Aramco will supply up to 210,000 barrels per day of crude oil feedstock to the complex, which is being built in the city of Panjin, in China’s Liaoning province.
“This important project will support China’s growing demand across fuel and chemical products. It also represents a major milestone in our ongoing downstream expansion strategy in China and the wider region, which is an increasingly significant driver of global petrochemical demand,” said Mohammed Y Al Qahtani, Aramco executive vice president of downstream.

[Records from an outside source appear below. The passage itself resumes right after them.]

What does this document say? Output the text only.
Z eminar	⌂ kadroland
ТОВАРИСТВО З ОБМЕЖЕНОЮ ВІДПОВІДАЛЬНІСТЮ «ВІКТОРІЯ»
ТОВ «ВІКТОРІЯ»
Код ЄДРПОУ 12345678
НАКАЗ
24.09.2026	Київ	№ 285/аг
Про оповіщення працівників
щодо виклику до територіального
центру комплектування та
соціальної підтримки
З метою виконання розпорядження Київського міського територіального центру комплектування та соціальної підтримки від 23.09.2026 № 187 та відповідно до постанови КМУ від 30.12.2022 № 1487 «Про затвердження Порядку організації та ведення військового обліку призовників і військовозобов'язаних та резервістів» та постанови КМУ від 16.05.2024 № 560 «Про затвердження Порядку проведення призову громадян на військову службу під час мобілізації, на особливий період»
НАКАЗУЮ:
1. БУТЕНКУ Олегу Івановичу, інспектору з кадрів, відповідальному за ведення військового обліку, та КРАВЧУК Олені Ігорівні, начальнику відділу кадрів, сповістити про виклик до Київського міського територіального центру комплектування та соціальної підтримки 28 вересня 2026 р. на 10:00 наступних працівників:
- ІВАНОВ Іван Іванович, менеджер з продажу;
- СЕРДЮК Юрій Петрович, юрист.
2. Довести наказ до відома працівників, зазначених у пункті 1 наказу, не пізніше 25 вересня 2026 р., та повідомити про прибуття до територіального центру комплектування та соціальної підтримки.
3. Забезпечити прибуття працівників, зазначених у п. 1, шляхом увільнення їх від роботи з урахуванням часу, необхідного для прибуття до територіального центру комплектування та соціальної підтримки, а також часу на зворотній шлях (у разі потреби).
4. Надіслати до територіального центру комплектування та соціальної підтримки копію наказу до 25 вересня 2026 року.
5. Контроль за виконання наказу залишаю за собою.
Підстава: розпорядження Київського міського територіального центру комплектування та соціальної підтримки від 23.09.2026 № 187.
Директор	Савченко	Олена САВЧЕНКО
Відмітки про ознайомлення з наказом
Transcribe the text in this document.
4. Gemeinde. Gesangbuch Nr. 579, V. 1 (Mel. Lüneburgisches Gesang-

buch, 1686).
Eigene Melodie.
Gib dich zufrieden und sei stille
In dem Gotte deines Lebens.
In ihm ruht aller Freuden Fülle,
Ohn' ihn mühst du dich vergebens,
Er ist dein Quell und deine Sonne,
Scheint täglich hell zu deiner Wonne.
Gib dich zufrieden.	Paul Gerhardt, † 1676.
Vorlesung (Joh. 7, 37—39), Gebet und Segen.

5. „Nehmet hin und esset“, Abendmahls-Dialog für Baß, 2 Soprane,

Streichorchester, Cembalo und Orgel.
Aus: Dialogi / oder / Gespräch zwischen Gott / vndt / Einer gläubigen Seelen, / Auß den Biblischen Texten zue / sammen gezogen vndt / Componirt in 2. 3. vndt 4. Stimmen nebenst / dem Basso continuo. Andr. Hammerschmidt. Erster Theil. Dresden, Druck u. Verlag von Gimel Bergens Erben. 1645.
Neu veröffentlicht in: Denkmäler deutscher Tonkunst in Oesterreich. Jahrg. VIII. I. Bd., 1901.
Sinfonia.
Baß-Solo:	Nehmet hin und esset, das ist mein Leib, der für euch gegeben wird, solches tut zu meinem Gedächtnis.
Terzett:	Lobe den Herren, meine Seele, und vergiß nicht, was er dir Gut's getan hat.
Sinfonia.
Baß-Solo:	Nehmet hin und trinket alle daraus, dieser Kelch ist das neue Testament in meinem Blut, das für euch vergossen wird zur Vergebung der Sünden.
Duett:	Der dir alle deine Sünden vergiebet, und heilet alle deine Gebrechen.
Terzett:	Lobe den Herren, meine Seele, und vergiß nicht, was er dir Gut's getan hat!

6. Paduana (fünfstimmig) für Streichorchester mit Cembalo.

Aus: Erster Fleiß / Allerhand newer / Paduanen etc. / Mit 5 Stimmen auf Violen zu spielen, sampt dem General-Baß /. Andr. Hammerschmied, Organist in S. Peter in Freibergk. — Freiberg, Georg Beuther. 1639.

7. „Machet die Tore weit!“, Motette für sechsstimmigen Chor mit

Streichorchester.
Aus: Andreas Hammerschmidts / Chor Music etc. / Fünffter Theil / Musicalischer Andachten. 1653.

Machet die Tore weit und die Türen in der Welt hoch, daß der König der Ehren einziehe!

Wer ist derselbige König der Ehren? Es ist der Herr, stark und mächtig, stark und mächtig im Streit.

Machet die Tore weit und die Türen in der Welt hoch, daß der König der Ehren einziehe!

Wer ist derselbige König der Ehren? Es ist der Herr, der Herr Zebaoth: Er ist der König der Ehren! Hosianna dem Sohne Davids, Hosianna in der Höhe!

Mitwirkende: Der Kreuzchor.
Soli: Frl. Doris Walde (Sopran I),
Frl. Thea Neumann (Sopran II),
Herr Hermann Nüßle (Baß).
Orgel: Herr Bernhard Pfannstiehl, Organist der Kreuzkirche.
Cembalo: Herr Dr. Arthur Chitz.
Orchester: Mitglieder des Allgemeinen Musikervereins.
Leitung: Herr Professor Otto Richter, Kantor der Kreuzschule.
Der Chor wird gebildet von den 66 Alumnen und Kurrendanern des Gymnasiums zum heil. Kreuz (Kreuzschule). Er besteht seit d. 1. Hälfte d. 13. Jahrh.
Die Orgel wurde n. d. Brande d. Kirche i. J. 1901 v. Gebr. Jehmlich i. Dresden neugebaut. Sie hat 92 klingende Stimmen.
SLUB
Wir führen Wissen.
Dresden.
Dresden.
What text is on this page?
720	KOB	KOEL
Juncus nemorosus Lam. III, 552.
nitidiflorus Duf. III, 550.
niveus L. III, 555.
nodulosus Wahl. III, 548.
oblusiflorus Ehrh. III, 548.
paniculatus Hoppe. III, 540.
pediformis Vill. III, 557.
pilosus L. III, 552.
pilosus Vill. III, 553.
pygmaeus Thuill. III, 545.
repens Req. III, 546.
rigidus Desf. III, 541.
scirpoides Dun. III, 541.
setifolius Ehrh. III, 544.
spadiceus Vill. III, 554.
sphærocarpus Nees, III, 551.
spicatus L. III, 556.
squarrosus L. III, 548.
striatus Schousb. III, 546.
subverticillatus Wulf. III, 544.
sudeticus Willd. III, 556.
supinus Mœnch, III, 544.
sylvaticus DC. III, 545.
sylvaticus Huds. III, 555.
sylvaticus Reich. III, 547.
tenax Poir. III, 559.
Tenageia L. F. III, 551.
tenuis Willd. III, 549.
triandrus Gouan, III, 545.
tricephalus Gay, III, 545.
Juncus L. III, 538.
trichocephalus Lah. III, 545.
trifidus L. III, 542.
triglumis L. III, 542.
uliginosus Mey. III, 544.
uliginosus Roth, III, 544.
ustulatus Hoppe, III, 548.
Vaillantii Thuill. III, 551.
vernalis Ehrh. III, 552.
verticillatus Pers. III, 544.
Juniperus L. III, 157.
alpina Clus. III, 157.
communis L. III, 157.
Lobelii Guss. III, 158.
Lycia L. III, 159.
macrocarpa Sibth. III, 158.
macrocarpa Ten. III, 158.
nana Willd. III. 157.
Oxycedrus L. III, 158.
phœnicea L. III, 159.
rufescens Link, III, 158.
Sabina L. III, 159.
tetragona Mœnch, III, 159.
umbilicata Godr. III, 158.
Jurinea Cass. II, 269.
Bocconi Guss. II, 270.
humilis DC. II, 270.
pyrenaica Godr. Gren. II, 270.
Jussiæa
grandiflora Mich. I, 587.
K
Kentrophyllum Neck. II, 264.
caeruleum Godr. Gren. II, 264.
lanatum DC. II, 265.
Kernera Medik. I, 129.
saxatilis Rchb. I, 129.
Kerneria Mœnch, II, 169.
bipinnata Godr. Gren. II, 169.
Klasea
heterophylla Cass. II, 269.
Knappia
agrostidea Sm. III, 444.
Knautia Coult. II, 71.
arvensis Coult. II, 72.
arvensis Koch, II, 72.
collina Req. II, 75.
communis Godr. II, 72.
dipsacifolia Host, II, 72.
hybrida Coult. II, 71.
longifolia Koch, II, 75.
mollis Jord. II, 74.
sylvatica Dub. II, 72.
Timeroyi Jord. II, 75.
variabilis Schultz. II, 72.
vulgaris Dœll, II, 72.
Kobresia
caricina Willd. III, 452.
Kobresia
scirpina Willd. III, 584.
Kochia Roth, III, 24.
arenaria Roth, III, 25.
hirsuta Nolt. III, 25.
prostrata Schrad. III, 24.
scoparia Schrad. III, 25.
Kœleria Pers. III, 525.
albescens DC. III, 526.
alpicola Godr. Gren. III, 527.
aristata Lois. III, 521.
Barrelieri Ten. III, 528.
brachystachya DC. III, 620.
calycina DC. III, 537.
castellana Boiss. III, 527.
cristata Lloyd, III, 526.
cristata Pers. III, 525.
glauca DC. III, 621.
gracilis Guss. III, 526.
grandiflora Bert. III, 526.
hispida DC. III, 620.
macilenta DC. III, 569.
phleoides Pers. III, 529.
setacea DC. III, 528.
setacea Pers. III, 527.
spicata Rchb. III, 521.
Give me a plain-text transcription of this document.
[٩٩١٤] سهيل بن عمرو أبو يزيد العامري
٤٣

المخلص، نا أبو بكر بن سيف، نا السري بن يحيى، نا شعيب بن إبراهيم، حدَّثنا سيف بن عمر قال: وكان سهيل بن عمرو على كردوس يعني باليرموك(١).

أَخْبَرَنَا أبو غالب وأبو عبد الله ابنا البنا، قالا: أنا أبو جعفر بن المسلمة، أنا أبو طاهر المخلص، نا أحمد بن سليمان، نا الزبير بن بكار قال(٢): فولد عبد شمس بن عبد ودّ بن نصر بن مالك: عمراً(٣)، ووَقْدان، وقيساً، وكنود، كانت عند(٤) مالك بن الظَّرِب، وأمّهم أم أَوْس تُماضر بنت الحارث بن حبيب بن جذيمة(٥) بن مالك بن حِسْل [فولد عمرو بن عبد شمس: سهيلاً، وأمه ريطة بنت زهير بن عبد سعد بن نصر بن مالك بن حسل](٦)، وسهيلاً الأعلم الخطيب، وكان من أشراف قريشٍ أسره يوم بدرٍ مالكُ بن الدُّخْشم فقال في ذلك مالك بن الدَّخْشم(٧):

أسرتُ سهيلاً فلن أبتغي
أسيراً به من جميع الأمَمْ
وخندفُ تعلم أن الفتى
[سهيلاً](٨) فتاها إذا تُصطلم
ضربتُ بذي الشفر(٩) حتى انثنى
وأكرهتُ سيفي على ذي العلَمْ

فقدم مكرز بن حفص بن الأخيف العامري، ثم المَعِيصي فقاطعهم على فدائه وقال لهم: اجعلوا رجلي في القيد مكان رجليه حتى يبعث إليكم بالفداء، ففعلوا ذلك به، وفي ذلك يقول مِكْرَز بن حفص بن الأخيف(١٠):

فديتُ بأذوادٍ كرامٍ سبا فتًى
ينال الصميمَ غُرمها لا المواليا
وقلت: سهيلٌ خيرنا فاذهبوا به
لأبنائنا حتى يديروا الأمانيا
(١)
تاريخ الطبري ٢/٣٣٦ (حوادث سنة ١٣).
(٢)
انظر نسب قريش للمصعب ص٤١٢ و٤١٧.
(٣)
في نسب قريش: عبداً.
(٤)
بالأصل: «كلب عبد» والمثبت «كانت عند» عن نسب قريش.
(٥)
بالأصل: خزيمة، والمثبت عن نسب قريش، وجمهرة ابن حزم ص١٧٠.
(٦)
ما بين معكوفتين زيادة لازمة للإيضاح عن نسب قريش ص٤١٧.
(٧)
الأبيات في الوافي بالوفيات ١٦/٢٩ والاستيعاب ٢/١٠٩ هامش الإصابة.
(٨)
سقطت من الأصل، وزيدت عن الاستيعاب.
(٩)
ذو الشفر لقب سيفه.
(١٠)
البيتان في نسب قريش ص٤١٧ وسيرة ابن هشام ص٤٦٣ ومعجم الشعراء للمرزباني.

“This large-scale refinery and petrochemical complex is a key project of Norinco Group to implement and realise the joint development of the high-quality Belt and Road initiative, promote industrial restructuring, and enhance the oil and petrochemical sector to become stronger, better, and larger. It will play an important role in deepening economic and trade cooperation between China and Saudi Arabia, and achieving common development and prosperity,” said Zou Wenchao, Norinco Group deputy general manager.
“The project is of great significance for Panjin to promote increasing chemicals and specialty products, strengthening integration of the refining and chemical industry. It is a symbolic project for Panjin as it seeks to accelerate the development of an important national petrochemical and fine chemical industry base,” said Jia Fei, Panjin Xincheng chairman of the board.